In nature, it is possible to find different types of materials with different properties. Here we will cover the elastic properties of the materials, which is the tendency to return to its initial state (equilibrium) when deformed. Examples of objects with such properties are: springs, rubber bands, fishing rod, and many others.

Elastic Forces

Elastic forces \(\vec{F}_e\) have the following characteristics:

When a body is deformed by a force, a tensile force in the opposite direction of the applied force is generated. The tensile force always has the directon to return the body to its initial state, equilibrium position.
The magnitude of the elastic force depends on the type of material and the size of the deformation. For small deformations (within the elastic limit of the material in question) Hooke's Law can be applied, see below.
The elastic force is a restoring force, i.e., a force that pushes the system towards the equilibrium position.

Hooke's Law

For an spring made of an elastic material, within the elastic limit, it is possible to consider that the intensity of the restoring force of the spring is proportional to the deformation made on it.
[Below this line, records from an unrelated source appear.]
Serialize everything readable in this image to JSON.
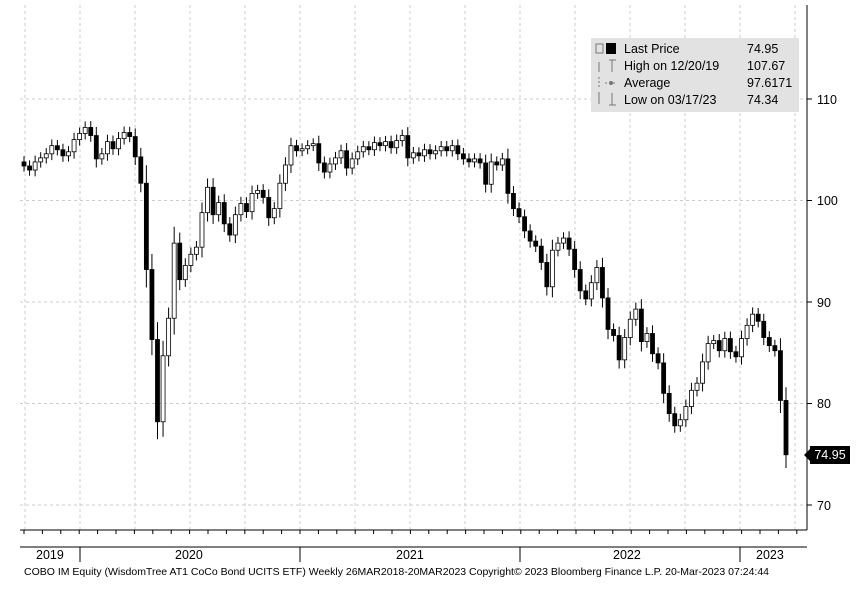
{
  "legend": {
    "last_price_label": "Last Price",
    "last_price_value": "74.95",
    "high_label": "High on 12/20/19",
    "high_value": "107.67",
    "average_label": "Average",
    "average_value": "97.6171",
    "low_label": "Low on 03/17/23",
    "low_value": "74.34"
  },
  "last_badge": "74.95",
  "footer": "COBO IM Equity (WisdomTree AT1 CoCo Bond UCITS ETF)  Weekly 26MAR2018-20MAR2023   Copyright© 2023 Bloomberg Finance L.P.  20-Mar-2023 07:24:44",
  "colors": {
    "background": "#ffffff",
    "candle": "#000000",
    "legend_bg": "#e2e2e2",
    "grid": "#cccccc"
  },
  "chart_data": {
    "type": "candlestick",
    "x_axis_labels": [
      "2019",
      "2020",
      "2021",
      "2022",
      "2023"
    ],
    "y_ticks": [
      70,
      80,
      90,
      100,
      110
    ],
    "y_tick_labels": [
      "70",
      "80",
      "90",
      "100",
      "110"
    ],
    "ylim": [
      68,
      118
    ],
    "grid": true,
    "legend_position": "top-right",
    "close_series": [
      103.4,
      103.0,
      103.8,
      104.2,
      104.6,
      105.4,
      105.0,
      104.4,
      104.8,
      106.0,
      106.6,
      107.2,
      106.4,
      104.1,
      104.6,
      105.8,
      105.1,
      106.1,
      106.7,
      106.3,
      104.3,
      101.7,
      93.2,
      86.3,
      78.2,
      84.7,
      88.4,
      95.8,
      92.2,
      93.6,
      94.7,
      95.4,
      98.8,
      101.3,
      98.6,
      99.8,
      97.7,
      96.6,
      98.6,
      99.7,
      98.9,
      100.7,
      101.0,
      100.3,
      98.3,
      99.2,
      101.7,
      103.5,
      105.4,
      104.9,
      105.1,
      105.4,
      105.6,
      103.7,
      102.8,
      103.6,
      104.2,
      104.9,
      103.2,
      104.1,
      104.8,
      105.3,
      105.0,
      105.7,
      105.4,
      105.8,
      105.2,
      105.9,
      106.4,
      104.2,
      104.7,
      104.4,
      105.0,
      104.6,
      104.9,
      105.3,
      104.9,
      105.4,
      104.6,
      104.1,
      103.8,
      104.1,
      103.7,
      101.6,
      103.8,
      103.5,
      104.1,
      100.7,
      99.2,
      98.4,
      97.0,
      96.0,
      95.5,
      93.9,
      91.5,
      95.1,
      95.8,
      96.3,
      95.2,
      93.2,
      91.1,
      90.3,
      91.9,
      93.4,
      90.4,
      87.3,
      86.7,
      84.3,
      86.5,
      88.3,
      89.3,
      86.1,
      86.9,
      84.9,
      84.0,
      81.0,
      79.0,
      77.8,
      78.4,
      79.7,
      81.3,
      82.0,
      84.1,
      85.9,
      86.2,
      85.2,
      86.4,
      85.1,
      84.6,
      86.4,
      87.7,
      88.8,
      88.1,
      86.5,
      85.7,
      85.2,
      80.3,
      74.95
    ]
  }
}
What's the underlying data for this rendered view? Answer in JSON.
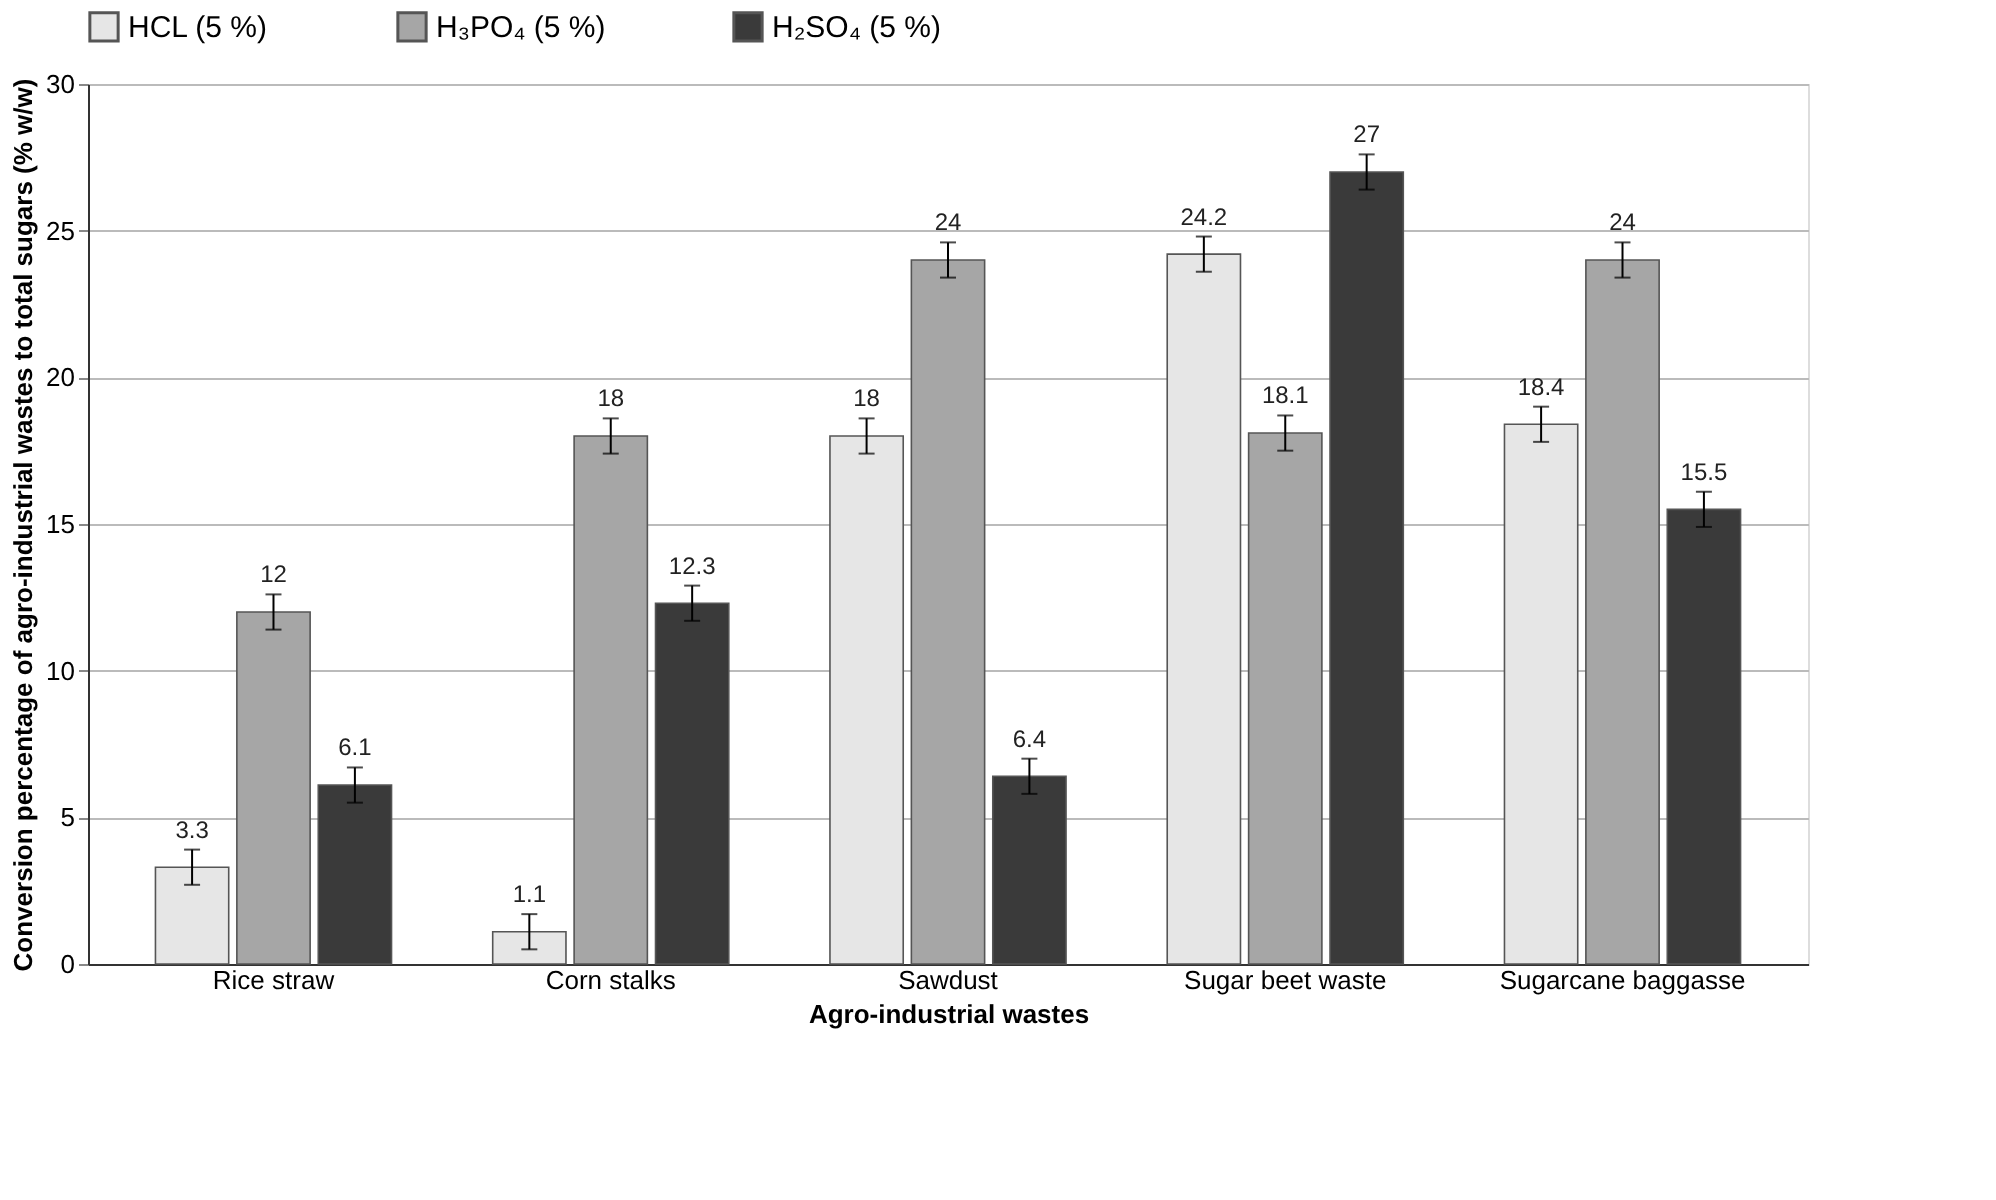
{
  "chart_data": {
    "type": "bar",
    "xlabel": "Agro-industrial wastes",
    "ylabel": "Conversion percentage of agro-industrial wastes to total sugars (% w/w)",
    "categories": [
      "Rice straw",
      "Corn stalks",
      "Sawdust",
      "Sugar beet waste",
      "Sugarcane baggasse"
    ],
    "series": [
      {
        "name": "HCL (5 %)",
        "color": "#e6e6e6",
        "values": [
          3.3,
          1.1,
          18,
          24.2,
          18.4
        ],
        "errors": [
          0.6,
          0.6,
          0.6,
          0.6,
          0.6
        ]
      },
      {
        "name": "H₃PO₄ (5 %)",
        "color": "#a6a6a6",
        "values": [
          12,
          18,
          24,
          18.1,
          24
        ],
        "errors": [
          0.6,
          0.6,
          0.6,
          0.6,
          0.6
        ]
      },
      {
        "name": "H₂SO₄ (5 %)",
        "color": "#3a3a3a",
        "values": [
          6.1,
          12.3,
          6.4,
          27,
          15.5
        ],
        "errors": [
          0.6,
          0.6,
          0.6,
          0.6,
          0.6
        ]
      }
    ],
    "ylim": [
      0,
      30
    ],
    "yticks": [
      0,
      5,
      10,
      15,
      20,
      25,
      30
    ],
    "grid": "y",
    "legend": "top",
    "data_labels": true
  }
}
Mathematically, this is: $$ F_e = - k \Delta x, $$ where \(k\) is the spring constant, which is different for different materials, and \(\Delta x = (x - x')\) is the deformation undergone by the spring with respect to the natural position of the spring, \(x`\) . The figure below illustrates this phenomenon.

  • The spring constant \(k\) is a measure of its "hardness"; that is, for a higher value \(k\) a greater force is needed to produce the same deformation.
  • The force does not depend on the physical length \(L\) of the spring, but instead, depends on the deformation \((x` - x\) ) of the free end of the spring.
  • Sometimes it is possible to consider a spring to be ideal, i.e., we can neglect the mass of a spring when compared to the mass of an object attached to it, and it will also always return to its initial state without permanent deformation.